Las disposiciones del Convenio Macolin y los Convenios 108 y 108 modernizado, deben analizarse para salvaguardar contradicciones entre éstos en el marco obligatorio que corresponde a Estados que los han ratificado, así como con el Reglamento General de Protección de Datos de la Unión Europea, también vigente.

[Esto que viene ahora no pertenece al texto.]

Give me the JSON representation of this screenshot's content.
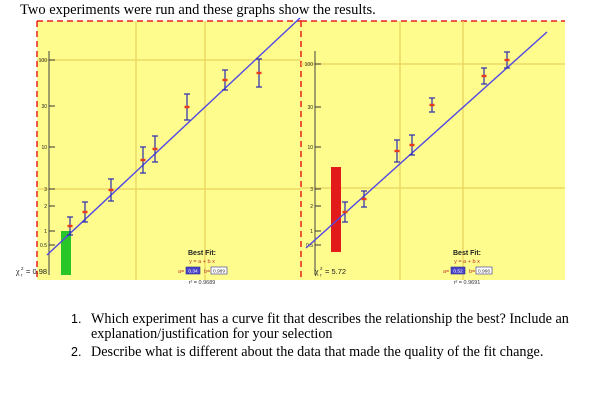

La conclusión preliminar de interés para México, es advertir lo mucho que falta en nuestra legislación sobre protección de datos personales y aun en la propia Ley Federal del Trabajo, sin omitir la necesaria ratificación del Convenio 108 modernizado y, dicho sea de paso, convendría ratificar el citado Convenio Macolin que contiene enormes ventajas para la ética del deporte y la protección de los datos personales.

(1) Macolin, Suiza.

Las expresiones aquí vertidas son responsabilidad de quien firma esta columna de opinión y no necesariamente reflejan la postura editorial de El Financiero.